My due date was November 20th, although when I first had gotten pregnant, I calculated my due date to be Nov. 10th. When I woke up on Nov. 5 (I always say my due date was more accurate than the one my doctor gave me) I started to feel cramps. I called my mom, Ed at work, and my doctor’s office in that order. Since I already had a doctor’s appointment at 11:00, the nurse told me I could wait until then to come in. I had told Ed to come home from work so he could drive me to the doctor’s office. It was a beautiful fall morning, and Ed spent the time waiting to rake the leaves into the street for the leaf truck. I usually went to doctor’s appointments by myself, but this time, I didn’t go home after my appointment. The doctor told me I was going to have a baby that day!

I’ve always thought of both of my daughters as little miracles from God. I wasn’t sure I’d be able to get pregnant and have children after undergoing chemotherapy and taking Tamoxifen at such a young age. Many young women are pushed into menopause or become infertile due to cancer treatments. Before Ed and I got married, we talked about the possibility of adoption if we weren’t able to have children.

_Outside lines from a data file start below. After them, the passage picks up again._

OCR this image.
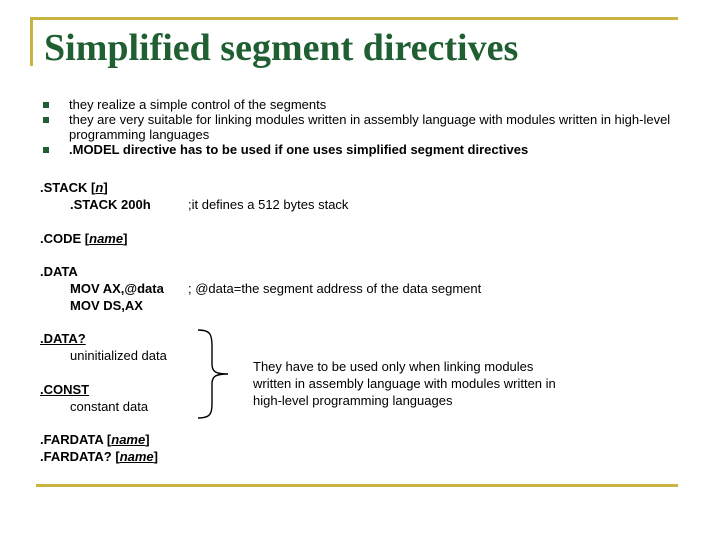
Simplified segment directives
they realize a simple control of the segments
they are very suitable for linking modules written in assembly language with modules written in high-level programming languages
.MODEL directive has to be used if one uses simplified segment directives
.STACK [n]
.STACK 200h	;it defines a 512 bytes stack
.CODE [name]
.DATA
MOV AX,@data
MOV DS,AX
; @data=the segment address of the data segment
.DATA?
uninitialized data
.CONST
constant data
.FARDATA [name]
.FARDATA? [name]
They have to be used only when linking modules written in assembly language with modules written in high-level programming languages
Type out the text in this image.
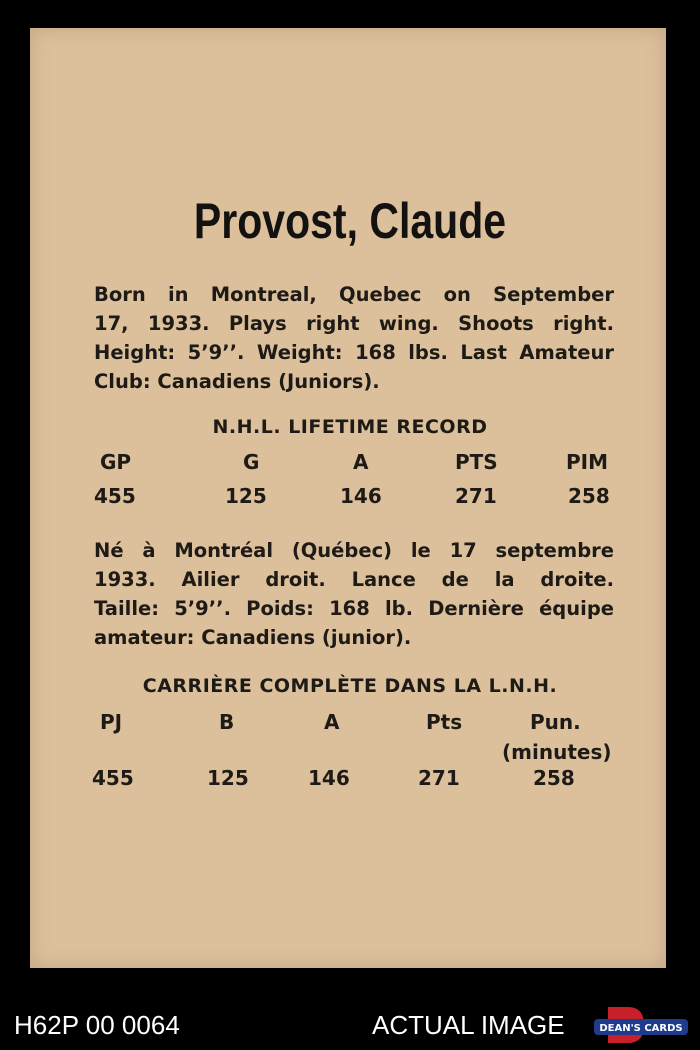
Provost, Claude
Born in Montreal, Quebec on September
17, 1933. Plays right wing. Shoots right.
Height: 5’9’’. Weight: 168 lbs. Last Amateur
Club: Canadiens (Juniors).
N.H.L. LIFETIME RECORD
GP	G	A	PTS	PIM
455	125	146	271	258
Né à Montréal (Québec) le 17 septembre
1933. Ailier droit. Lance de la droite.
Taille: 5’9’’. Poids: 168 lb. Dernière équipe
amateur: Canadiens (junior).
CARRIÈRE COMPLÈTE DANS LA L.N.H.
PJ	B	A	Pts	Pun.
(minutes)
455	125	146	271	258
H62P 00 0064	ACTUAL IMAGE	DEAN'S CARDS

So it was unbelievable to me when it took only about three or four months for me to become pregnant with both Lily and Emmy. I was also quite fortunate to have healthy and happy pregnancies. Being pregnant was a wonderful experience for me, and the morning sickness I felt was nothing compared to the sickness of chemotherapy. My hair grew thicker instead of falling out and I was gaining weight due to a healthy baby growing inside of me. Ed and I felt truly blessed.

As we watch both our girls growing before our eyes, and celebrated Lily’s 11th birthday today, we still feel extremely blessed to be the parents of our miracle babies. Because as you know, our girls will always be our babies even as we celebrate birthdays and watch our little girls grow up.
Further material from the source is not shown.